Outlook and Challenges for Ferroelectric Memories (05/03/24)
Speaker and Affliation:
Prof. Asif Khan
School of Electrical and Computer Engineering and Materials Science and Engineering
Georgia Institute of Technology
When?
5th March, 2024 (Tuesday), 04.00 PM (India Standard Time)
Where
KPA Auditorium, Dept. of Materials Engineering, IISc, Bangalore
Abstract
The rise of artificial intelligence (AI)-driven marvels relies heavily on the continuous advancements in digital memory and storage technologies, particularly dynamic random-access memory (DRAM) and NAND flash. However, the trajectory of exponential improvements in these technologies is facing formidable challenges. In this talk, we will discuss the potential of the emerging ferroelectric technologies to upend the memory and storage landscapes.
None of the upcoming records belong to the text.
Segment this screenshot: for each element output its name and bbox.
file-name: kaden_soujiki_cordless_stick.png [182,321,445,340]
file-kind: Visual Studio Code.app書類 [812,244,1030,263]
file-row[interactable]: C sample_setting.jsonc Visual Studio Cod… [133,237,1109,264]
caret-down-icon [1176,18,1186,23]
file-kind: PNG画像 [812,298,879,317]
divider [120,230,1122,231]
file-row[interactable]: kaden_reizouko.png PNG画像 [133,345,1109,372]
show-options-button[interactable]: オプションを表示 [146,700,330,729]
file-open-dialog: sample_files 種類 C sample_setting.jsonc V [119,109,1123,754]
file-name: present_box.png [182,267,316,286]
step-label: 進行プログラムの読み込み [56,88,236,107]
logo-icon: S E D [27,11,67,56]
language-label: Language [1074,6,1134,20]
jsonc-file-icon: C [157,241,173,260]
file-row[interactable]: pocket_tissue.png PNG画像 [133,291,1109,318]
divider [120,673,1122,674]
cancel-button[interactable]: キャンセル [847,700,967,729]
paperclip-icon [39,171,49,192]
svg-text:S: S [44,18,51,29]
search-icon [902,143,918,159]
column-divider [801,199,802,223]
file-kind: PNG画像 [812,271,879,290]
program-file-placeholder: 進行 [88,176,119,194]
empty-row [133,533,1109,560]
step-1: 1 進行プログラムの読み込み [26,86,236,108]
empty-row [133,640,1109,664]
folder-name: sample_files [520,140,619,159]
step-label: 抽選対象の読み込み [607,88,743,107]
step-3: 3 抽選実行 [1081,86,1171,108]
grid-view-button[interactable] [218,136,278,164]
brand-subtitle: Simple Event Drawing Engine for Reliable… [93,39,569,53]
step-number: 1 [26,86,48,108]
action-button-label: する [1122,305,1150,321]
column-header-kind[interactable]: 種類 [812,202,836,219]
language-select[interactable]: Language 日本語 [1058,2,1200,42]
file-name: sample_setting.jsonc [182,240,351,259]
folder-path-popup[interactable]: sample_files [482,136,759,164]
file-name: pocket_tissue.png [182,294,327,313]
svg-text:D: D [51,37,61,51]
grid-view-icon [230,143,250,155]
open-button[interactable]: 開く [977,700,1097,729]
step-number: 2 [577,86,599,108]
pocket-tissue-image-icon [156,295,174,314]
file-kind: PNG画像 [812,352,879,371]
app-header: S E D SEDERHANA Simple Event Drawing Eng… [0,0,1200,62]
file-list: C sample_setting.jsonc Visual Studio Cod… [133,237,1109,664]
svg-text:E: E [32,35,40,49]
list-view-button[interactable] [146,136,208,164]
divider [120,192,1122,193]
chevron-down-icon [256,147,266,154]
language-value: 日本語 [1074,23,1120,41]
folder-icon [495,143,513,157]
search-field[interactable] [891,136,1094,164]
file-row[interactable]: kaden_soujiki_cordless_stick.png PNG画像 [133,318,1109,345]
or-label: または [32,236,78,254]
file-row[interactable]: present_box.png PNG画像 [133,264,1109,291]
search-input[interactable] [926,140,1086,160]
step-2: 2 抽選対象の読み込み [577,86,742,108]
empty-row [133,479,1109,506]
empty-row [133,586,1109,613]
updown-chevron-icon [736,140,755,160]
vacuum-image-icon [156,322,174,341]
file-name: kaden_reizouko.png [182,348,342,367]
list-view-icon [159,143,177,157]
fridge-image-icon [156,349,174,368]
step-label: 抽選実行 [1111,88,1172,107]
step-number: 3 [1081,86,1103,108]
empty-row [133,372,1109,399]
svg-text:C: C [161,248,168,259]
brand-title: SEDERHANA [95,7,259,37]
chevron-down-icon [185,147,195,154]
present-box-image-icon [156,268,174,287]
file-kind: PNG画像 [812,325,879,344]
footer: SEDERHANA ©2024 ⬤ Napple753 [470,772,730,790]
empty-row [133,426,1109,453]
We will explore the prospects and challenges of using ferroelectrics to the transition from 2-D to 3-D in DRAM technology, as well as their role in facilitating vertical scaling in NAND technology, with the goal of achieving the 1000-layer milestone and beyond. We will also show that interface defects present an inevitable dilemma for FEFETs – trapped charges at the interfaces are crucial for facilitating low-voltage polarization switching. We will subsequently demonstrate that interface defects can be engineered to enhance FEFET performance. We will also delve into the outlook for ferroelectric-based embedded memories, which are particularly crucial for AI workloads.
About the Speaker
Asif Khan is an Associate Professor in the School of Electrical and Computer Engineering with a courtesy appointment in the School of Materials Science and Engineering at Georgia Institute of Technology. Dr. Khan’s research focuses on ferroelectric materials and devices to address the challenges faced by the semiconductor technology due to the end of transistor miniaturization. His work led to the first experimental proof-of-concept demonstration of the ferroelecric negative capacitance, which can reduce the power dissipation in transistors. His recent interest is understanding and demonstrating the fundamental limits of memory technologies concerning their scalability, density, capacity, performance, and reliability. His group publishes research on topics that include both logic and memory technologies, as well as artificial intelligence and neuromorphic hardware. Dr Khan’s notable awards include the DARPA Young Faculty Award (2021), the NSF CAREER award (2021), the Intel Rising Star award (2020), the Qualcomm Innovation Fellowship (2012), TSMC Outstanding Student Research Award (2011) and University Gold Medal from Bangladesh University of Engineering and Technology (2011). Dr. Khan received the Class of 1934 CIOS Honor Roll award for excellence in teaching a graduate course on Quantum Computing Devices and Hardware in Fall 2020. He is presently serving as an editor at IEEE Electron Device Letters. In the past, he has also worked as an associate editor for IEEE Access, and as a technical program committee member for various conferences including IEEE International Electron Devices Meeting (IEDM) and Design Automation Conference (DAC), among others.